En 1967, il s’était emparé du pouvoir et, depuis lors, régnait quasiment sans partage sur le petit pays ouest-africain de 5,5 millions d’habitants. Il avait néanmoins survécu à plusieurs tentatives d’assassinat, à un accident d’avion et à de violentes manifestations contre son régime dans les années 1990.

Né le 26 décembre 1935, ancien champion de lutte, Eyadéma aimait les costumes sombres et apparaissait rarement sans lunettes de soleil.

Sur le plan intérieur, on lui reprochait son autoritarisme et la lenteur des réformes politiques. A l’échelle régionale, il avait joué le rôle de médiateur dans divers conflits, notamment celui de Côte d’Ivoire.

Eyadéma était un proche de Jacques Chirac, qui a rendu hommage samedi à "un ami de la France" et "un ami personnel". Plusieurs centaines de soldats français stationnent en permanence à Lomé.

L’organisation Amnesty International avait accusé les troupes d’Eyadéma d’avoir tué des centaines de personnes au cours de l’élection présidentielle de 1998, dont il avait été proclamé vainqueur après un brusque arrêt du dépouillement.
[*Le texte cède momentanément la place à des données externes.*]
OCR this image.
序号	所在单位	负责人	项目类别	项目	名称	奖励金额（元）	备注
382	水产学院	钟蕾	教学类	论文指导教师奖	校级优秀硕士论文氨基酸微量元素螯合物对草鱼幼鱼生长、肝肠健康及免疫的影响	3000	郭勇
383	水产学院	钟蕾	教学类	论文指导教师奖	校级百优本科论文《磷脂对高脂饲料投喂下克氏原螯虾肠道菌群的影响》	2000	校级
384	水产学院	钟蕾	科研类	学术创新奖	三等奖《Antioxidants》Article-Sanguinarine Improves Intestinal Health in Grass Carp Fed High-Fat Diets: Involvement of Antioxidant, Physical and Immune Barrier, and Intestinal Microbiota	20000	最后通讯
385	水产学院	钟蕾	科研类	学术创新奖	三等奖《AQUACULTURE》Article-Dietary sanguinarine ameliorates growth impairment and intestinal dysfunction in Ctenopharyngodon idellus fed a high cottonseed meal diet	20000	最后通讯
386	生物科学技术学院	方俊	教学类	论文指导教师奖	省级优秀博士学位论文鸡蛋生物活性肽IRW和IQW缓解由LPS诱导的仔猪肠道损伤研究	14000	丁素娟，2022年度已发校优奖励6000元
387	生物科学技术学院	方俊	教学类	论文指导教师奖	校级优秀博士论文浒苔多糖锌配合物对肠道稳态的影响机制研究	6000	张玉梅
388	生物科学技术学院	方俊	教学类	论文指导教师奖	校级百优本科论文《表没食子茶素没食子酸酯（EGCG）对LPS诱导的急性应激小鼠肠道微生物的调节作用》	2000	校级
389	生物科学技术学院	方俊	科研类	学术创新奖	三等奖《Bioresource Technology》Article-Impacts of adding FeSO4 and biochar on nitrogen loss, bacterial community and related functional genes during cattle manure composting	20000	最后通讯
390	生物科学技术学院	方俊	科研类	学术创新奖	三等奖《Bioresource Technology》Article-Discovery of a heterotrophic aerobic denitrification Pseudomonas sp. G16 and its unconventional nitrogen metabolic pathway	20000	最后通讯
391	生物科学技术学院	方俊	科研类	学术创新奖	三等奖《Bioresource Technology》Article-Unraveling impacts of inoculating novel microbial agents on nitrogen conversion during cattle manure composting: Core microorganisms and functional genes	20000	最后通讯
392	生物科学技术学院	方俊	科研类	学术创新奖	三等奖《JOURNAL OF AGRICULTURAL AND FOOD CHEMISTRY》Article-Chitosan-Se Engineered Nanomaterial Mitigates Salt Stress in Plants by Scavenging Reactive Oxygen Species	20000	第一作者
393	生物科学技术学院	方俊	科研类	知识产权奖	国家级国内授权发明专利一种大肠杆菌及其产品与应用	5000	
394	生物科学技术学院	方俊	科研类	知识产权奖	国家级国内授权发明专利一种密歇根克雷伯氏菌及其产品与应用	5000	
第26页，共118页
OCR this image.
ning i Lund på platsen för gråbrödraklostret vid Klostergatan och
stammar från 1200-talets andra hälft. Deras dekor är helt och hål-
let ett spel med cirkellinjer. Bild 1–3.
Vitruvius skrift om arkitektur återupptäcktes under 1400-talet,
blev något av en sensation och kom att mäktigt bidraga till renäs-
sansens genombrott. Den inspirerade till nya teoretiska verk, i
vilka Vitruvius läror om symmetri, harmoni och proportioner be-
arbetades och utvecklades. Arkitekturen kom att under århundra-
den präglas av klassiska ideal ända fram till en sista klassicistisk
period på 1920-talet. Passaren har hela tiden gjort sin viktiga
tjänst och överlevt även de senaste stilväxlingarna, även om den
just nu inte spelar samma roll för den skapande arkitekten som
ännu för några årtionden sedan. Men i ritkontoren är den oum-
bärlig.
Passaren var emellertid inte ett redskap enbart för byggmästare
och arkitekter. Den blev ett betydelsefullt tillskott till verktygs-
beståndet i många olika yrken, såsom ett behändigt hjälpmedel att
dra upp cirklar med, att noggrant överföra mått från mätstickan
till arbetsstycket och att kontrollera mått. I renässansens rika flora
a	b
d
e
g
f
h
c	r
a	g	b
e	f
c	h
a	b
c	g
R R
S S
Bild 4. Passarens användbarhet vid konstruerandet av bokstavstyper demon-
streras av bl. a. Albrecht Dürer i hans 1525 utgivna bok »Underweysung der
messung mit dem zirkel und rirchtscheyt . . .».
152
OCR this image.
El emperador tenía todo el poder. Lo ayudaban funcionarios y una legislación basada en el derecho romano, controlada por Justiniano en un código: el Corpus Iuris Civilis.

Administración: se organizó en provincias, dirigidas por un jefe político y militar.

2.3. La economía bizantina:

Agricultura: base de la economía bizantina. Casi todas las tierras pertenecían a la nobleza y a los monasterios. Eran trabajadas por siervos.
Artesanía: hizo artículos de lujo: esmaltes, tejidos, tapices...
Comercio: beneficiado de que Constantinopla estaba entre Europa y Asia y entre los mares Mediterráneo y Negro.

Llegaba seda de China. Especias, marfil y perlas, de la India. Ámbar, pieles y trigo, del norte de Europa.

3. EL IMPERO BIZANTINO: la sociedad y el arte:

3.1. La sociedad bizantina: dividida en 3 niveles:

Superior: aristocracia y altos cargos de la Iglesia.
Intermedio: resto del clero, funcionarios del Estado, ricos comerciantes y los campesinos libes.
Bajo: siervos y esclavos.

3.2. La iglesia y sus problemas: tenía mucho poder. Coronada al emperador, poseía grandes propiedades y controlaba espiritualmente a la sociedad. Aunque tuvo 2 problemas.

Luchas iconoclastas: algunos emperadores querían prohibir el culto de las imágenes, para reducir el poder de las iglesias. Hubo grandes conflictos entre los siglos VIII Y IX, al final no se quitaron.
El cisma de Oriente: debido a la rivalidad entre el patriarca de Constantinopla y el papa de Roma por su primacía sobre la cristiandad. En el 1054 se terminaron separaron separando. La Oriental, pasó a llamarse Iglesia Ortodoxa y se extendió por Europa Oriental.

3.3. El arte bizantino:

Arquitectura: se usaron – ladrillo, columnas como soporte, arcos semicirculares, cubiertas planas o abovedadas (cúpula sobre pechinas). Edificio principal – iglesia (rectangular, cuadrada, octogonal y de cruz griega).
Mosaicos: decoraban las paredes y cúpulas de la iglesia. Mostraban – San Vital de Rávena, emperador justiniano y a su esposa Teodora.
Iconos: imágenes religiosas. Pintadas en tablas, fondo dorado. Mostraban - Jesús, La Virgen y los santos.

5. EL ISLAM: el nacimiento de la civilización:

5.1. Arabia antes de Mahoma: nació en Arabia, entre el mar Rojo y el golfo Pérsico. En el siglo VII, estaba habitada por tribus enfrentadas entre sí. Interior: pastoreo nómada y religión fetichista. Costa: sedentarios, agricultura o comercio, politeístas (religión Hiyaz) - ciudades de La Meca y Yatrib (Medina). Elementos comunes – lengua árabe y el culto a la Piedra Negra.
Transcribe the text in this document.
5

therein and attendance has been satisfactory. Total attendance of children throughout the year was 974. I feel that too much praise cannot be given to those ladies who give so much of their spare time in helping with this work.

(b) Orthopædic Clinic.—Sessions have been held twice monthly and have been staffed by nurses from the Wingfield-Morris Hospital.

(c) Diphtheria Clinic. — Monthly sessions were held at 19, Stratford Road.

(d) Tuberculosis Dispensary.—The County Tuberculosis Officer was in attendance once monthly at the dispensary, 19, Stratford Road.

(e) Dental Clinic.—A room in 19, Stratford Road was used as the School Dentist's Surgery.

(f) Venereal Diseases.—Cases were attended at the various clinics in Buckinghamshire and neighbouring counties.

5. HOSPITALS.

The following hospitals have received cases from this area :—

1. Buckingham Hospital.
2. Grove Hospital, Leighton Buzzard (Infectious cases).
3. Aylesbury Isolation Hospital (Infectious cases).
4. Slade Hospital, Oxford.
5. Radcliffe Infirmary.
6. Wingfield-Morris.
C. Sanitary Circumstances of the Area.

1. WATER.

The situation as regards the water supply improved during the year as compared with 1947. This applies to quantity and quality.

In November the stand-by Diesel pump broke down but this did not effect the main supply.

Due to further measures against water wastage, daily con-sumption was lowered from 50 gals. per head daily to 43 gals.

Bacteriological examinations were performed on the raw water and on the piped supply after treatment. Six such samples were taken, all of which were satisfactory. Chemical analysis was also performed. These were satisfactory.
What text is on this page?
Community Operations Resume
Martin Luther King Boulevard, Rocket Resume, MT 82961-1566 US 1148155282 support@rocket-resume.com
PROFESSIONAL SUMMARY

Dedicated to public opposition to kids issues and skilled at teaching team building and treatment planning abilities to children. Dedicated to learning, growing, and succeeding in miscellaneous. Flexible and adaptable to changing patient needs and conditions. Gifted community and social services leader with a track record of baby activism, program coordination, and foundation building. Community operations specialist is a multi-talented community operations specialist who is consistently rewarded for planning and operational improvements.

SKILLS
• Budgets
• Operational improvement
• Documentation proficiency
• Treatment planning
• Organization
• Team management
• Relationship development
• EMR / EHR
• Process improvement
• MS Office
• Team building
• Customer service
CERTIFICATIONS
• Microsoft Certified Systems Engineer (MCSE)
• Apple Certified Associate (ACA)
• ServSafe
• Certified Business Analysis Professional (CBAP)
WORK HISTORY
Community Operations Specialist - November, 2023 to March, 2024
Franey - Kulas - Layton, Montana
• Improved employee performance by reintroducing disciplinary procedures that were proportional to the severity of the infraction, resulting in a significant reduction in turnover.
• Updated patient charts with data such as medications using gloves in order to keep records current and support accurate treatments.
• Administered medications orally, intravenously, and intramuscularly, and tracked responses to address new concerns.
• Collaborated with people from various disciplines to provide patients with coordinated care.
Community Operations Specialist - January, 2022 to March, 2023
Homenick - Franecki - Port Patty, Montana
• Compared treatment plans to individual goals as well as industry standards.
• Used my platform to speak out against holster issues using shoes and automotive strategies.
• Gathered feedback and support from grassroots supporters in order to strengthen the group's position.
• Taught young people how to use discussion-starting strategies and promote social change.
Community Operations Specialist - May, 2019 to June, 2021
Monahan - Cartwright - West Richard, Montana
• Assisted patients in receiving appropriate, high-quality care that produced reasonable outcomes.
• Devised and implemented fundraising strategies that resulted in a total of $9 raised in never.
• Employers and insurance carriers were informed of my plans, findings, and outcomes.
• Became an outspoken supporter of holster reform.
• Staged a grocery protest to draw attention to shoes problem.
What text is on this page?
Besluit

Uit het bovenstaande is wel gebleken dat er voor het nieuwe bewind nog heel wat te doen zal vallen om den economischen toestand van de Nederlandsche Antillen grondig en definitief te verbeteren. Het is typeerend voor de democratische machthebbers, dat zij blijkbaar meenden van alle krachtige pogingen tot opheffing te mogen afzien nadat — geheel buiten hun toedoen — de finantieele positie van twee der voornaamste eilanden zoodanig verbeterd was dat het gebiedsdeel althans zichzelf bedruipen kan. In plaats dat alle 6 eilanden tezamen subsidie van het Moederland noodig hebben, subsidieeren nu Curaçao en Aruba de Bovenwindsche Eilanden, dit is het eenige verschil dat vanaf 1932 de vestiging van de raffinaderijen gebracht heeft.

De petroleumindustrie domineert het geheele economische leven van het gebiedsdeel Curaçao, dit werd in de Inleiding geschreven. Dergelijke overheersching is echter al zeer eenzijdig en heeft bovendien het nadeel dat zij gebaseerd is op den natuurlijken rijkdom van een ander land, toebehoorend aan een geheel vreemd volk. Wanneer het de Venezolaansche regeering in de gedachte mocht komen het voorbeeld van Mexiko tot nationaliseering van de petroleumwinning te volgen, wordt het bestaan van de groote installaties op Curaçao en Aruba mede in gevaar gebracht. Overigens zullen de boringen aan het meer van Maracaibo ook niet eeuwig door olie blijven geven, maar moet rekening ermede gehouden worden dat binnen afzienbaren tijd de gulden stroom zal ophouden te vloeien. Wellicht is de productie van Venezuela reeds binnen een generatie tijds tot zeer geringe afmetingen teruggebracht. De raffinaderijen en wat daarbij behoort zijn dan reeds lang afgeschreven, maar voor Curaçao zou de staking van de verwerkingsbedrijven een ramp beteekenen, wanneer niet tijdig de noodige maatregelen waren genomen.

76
La disparition du dirigeant togolais intervient au moment où son pays cherche à nouer de nouvelles relations avec l’Union européenne, qui avait gelé son aide au Togo en 1993 en le taxant de "déficit démocratique". La mesure avait été levée sous réserves en novembre dernier. En avril 2004, Eyadéma s’était engagé à ouvrir un dialogue avec l’opposition et à organiser de nouvelles élections législatives.